Mitloehner has emerged as an anti-alternative protein campaigner backed by the animal agriculture industry. According to the New York Times, his Clear Center receives nearly all its funding from industry donations (including $2.9M from the Institute for Feed Education and Research and nearly $200,000 from the California Cattle Council) and works with a livestock lobby group on messaging campaigns.
But it’s not just Mitloehner who has been perpetuating such ideas. A group of researchers at UC Davis – described as “a well-known Big Ag conspirator“ by the marketing campaign body Changing Markets Foundation – released a pre-print, non-peer-reviewed paper last year claiming that cell-cultured meat is 25 times worse for the environment than beef, which went viral on social media.
The study suggested that a vegan agenda is causing wildlife loss, barren Earth, and soil damage, going on to accuse “elite organisations” like the WEF of lying about animal agriculture’s environmental impact. These claims have been used to promote the narrative that people should eat more beef, and were promoted by American conservative figures like Donald Trump Jr and Tomi Lahren.
The paper had an impact on policy too. In Ireland, when the government was considering culling 200,000 dairy cows over three years as part of its push to cut agri-emissions by 25%, the UC Davis study was used to push back on the proposal, as critics blamed cultivated meat for its alleged contribution to the climate crisis. (The 25% reduction target currently remains in place, but proposals to achieve it still need to be confirmed.)
For what it’s worth, alternative protein think tank the Good Food Institute carried out a life-cycle assessment in 2021 showing that cultivated meat can save up to 91% of greenhouse gas emissions when compared to animal-derived meat.
Collaboration and funding is key
UC Davis – which also serves as the R&D headquarters for Singaporean precision fermentation startup TurtleTree – was among the first academic institutions to receive federal funding for cultivated meat research in 2022, when the state of California provided $5M in funding to UCLA, UC Berkeley and UC Davis. The $1.67M received by the latter’s Cultivated Meat Consortium is being used to start iCAMP, with the consortium becoming an internal part of the new alt-protein center.

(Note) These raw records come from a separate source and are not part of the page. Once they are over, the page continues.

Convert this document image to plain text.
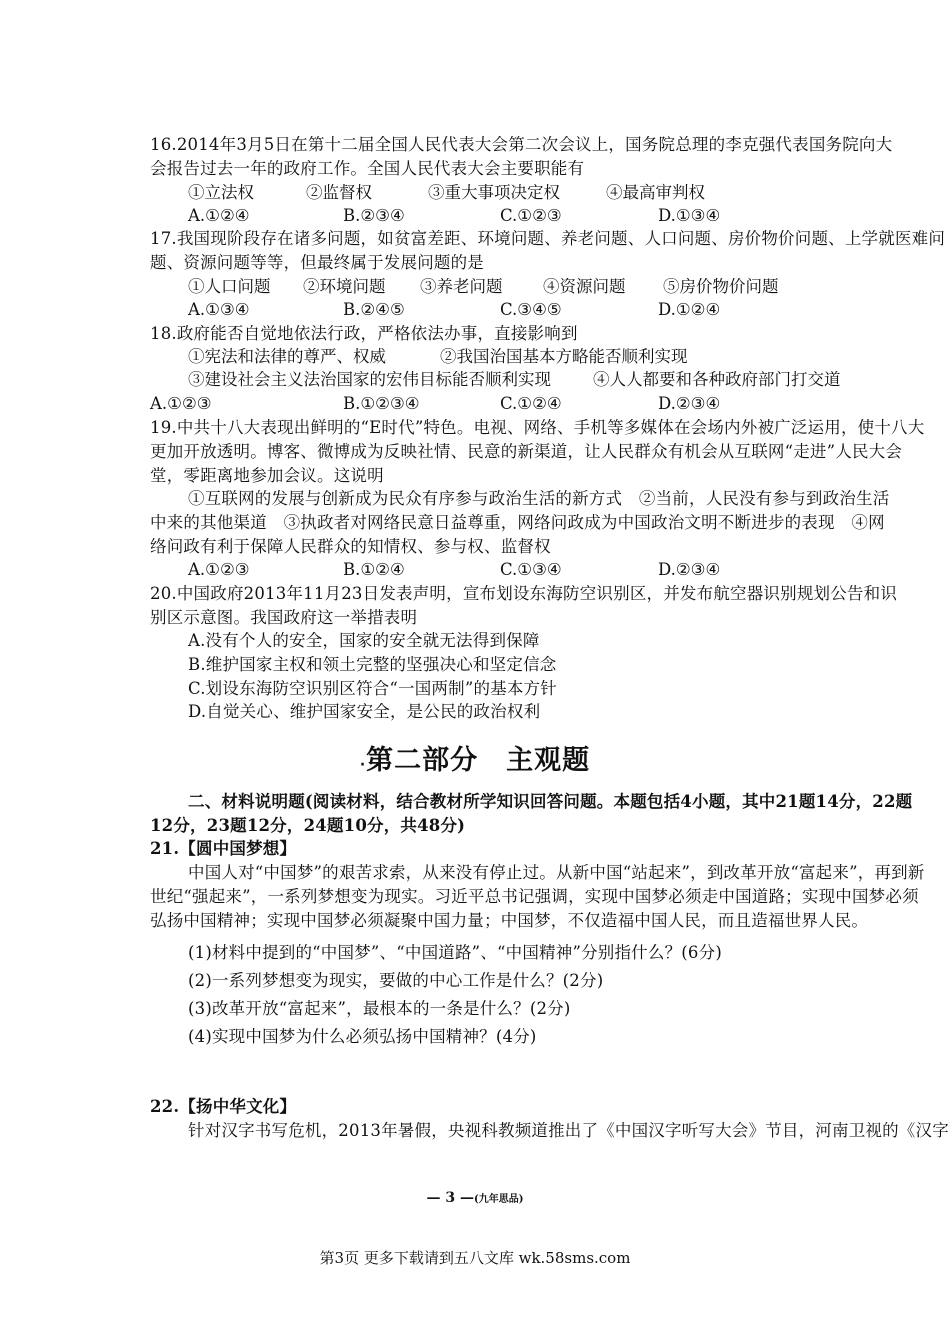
16.2014年3月5日在第十二届全国人民代表大会第二次会议上，国务院总理的李克强代表国务院向大
会报告过去一年的政府工作。全国人民代表大会主要职能有
①立法权	②监督权	③重大事项决定权	④最高审判权
A.①②④	B.②③④	C.①②③	D.①③④
17.我国现阶段存在诸多问题，如贫富差距、环境问题、养老问题、人口问题、房价物价问题、上学就医难问
题、资源问题等等，但最终属于发展问题的是
①人口问题 ②环境问题 ③养老问题 ④资源问题 ⑤房价物价问题
A.①③④	B.②④⑤	C.③④⑤	D.①②④
18.政府能否自觉地依法行政，严格依法办事，直接影响到
①宪法和法律的尊严、权威	②我国治国基本方略能否顺利实现
③建设社会主义法治国家的宏伟目标能否顺利实现	④人人都要和各种政府部门打交道
A.①②③	B.①②③④	C.①②④	D.②③④
19.中共十八大表现出鲜明的“E时代”特色。电视、网络、手机等多媒体在会场内外被广泛运用，使十八大
更加开放透明。博客、微博成为反映社情、民意的新渠道，让人民群众有机会从互联网“走进”人民大会
堂，零距离地参加会议。这说明
①互联网的发展与创新成为民众有序参与政治生活的新方式　②当前，人民没有参与到政治生活
中来的其他渠道　③执政者对网络民意日益尊重，网络问政成为中国政治文明不断进步的表现　④网
络问政有利于保障人民群众的知情权、参与权、监督权
A.①②③	B.①②④	C.①③④	D.②③④
20.中国政府2013年11月23日发表声明，宣布划设东海防空识别区，并发布航空器识别规划公告和识
别区示意图。我国政府这一举措表明
A.没有个人的安全，国家的安全就无法得到保障
B.维护国家主权和领土完整的坚强决心和坚定信念
C.划设东海防空识别区符合“一国两制”的基本方针
D.自觉关心、维护国家安全，是公民的政治权利
·第二部分 主观题
二、材料说明题(阅读材料，结合教材所学知识回答问题。本题包括4小题，其中21题14分，22题
12分，23题12分，24题10分，共48分)
21.【圆中国梦想】
中国人对“中国梦”的艰苦求索，从来没有停止过。从新中国“站起来”，到改革开放“富起来”，再到新
世纪“强起来”，一系列梦想变为现实。习近平总书记强调，实现中国梦必须走中国道路；实现中国梦必须
弘扬中国精神；实现中国梦必须凝聚中国力量；中国梦，不仅造福中国人民，而且造福世界人民。
(1)材料中提到的“中国梦”、“中国道路”、“中国精神”分别指什么？(6分)
(2)一系列梦想变为现实，要做的中心工作是什么？(2分)
(3)改革开放“富起来”，最根本的一条是什么？(2分)
(4)实现中国梦为什么必须弘扬中国精神？(4分)
22.【扬中华文化】
针对汉字书写危机，2013年暑假，央视科教频道推出了《中国汉字听写大会》节目，河南卫视的《汉字
— 3 —(九年思品)
第3页 更多下载请到五八文库 wk.58sms.com
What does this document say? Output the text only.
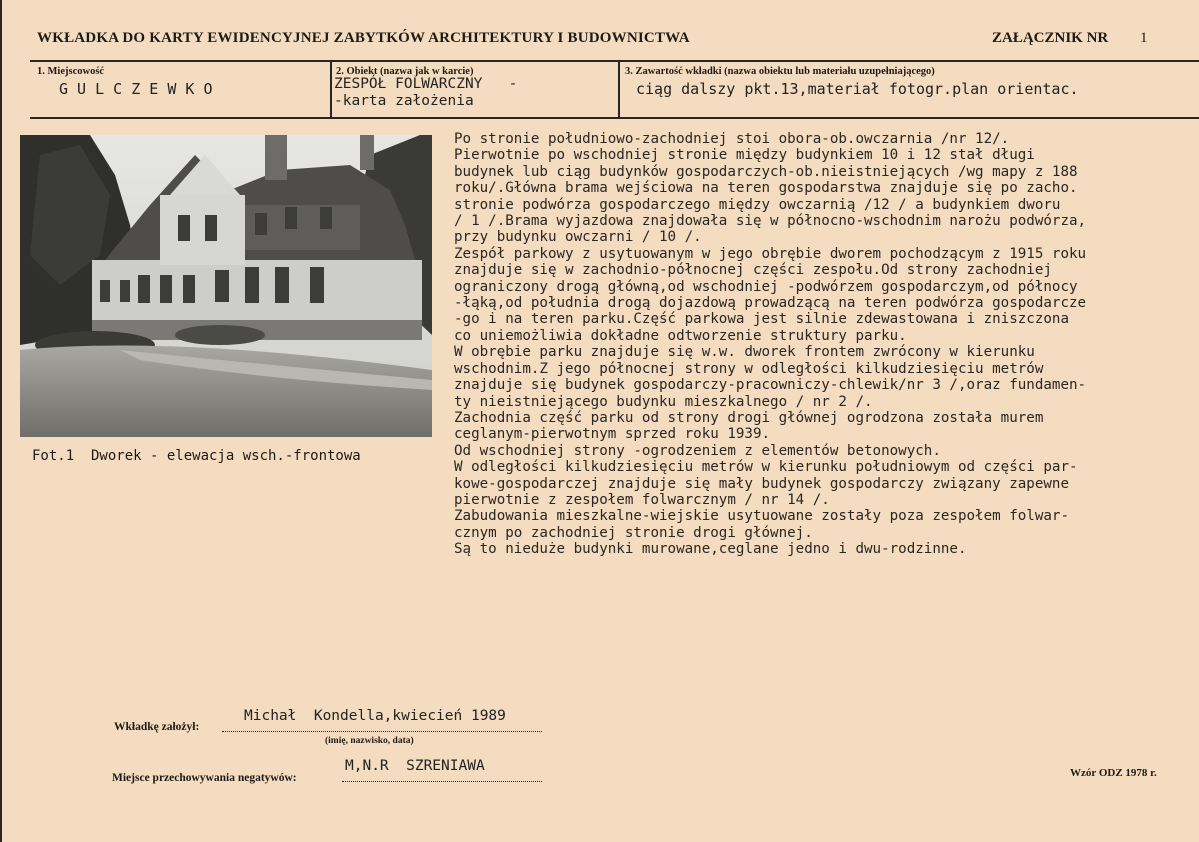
WKŁADKA DO KARTY EWIDENCYJNEJ ZABYTKÓW ARCHITEKTURY I BUDOWNICTWA	ZAŁĄCZNIK NR 1
1. Miejscowość
G U L C Z E W K O
2. Obiekt (nazwa jak w karcie)
ZESPÓŁ FOLWARCZNY   -
-karta założenia
3. Zawartość wkładki (nazwa obiektu lub materiału uzupełniającego)
ciąg dalszy pkt.13,materiał fotogr.plan orientac.
Fot.1  Dworek - elewacja wsch.-frontowa
Po stronie południowo-zachodniej stoi obora-ob.owczarnia /nr 12/.
Pierwotnie po wschodniej stronie między budynkiem 10 i 12 stał długi
budynek lub ciąg budynków gospodarczych-ob.nieistniejących /wg mapy z 188
roku/.Główna brama wejściowa na teren gospodarstwa znajduje się po zacho.
stronie podwórza gospodarczego między owczarnią /12 / a budynkiem dworu
/ 1 /.Brama wyjazdowa znajdowała się w północno-wschodnim narożu podwórza,
przy budynku owczarni / 10 /.
Zespół parkowy z usytuowanym w jego obrębie dworem pochodzącym z 1915 roku
znajduje się w zachodnio-północnej części zespołu.Od strony zachodniej
ograniczony drogą główną,od wschodniej -podwórzem gospodarczym,od północy
-łąką,od południa drogą dojazdową prowadzącą na teren podwórza gospodarcze
-go i na teren parku.Część parkowa jest silnie zdewastowana i zniszczona
co uniemożliwia dokładne odtworzenie struktury parku.
W obrębie parku znajduje się w.w. dworek frontem zwrócony w kierunku
wschodnim.Z jego północnej strony w odległości kilkudziesięciu metrów
znajduje się budynek gospodarczy-pracowniczy-chlewik/nr 3 /,oraz fundamen-
ty nieistniejącego budynku mieszkalnego / nr 2 /.
Zachodnia część parku od strony drogi głównej ogrodzona została murem
ceglanym-pierwotnym sprzed roku 1939.
Od wschodniej strony -ogrodzeniem z elementów betonowych.
W odległości kilkudziesięciu metrów w kierunku południowym od części par-
kowe-gospodarczej znajduje się mały budynek gospodarczy związany zapewne
pierwotnie z zespołem folwarcznym / nr 14 /.
Zabudowania mieszkalne-wiejskie usytuowane zostały poza zespołem folwar-
cznym po zachodniej stronie drogi głównej.
Są to nieduże budynki murowane,ceglane jedno i dwu-rodzinne.
Wkładkę założył:
Michał  Kondella,kwiecień 1989
(imię, nazwisko, data)
Miejsce przechowywania negatywów:
M,N.R  SZRENIAWA	Wzór ODZ 1978 r.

iCAMP will focus on workforce development too, which includes cases and education for students and professionals to help propel the sector forward. Here, industry partners will play a key role by directing and financing research projects. Through this atmosphere of collaboration and knowledge exchange, the center aims to develop breakthrough technologies, cut production costs, increase scalability, and ultimately make alternative proteins more accessible globally.
Additionally, researchers are working with industry and regional developers to build a “more complete ecosystem” of food tech business incubators, pilot facilities and contract manufacturers, with innovative ways to connect with the public. These range from food policy seminars to introducing consumers to novel meat products in campus dining areas and beyond.
To that end, iCAMP will launch on January 17 with an Innovation Day at the UC Davis Robert Mondavi Center for Wine and Food Science, where scientists, programme leads and partners will share research to accelerate alt-protein innovation. It will include discussions on plant-, fermentation-, and cell-based foods, as well as food safety, consumer acceptance, and regulation and policy. Plus, there will be a focus on supporting businesses and academic institution IP, and building regional bioprocessing and workforce capacity.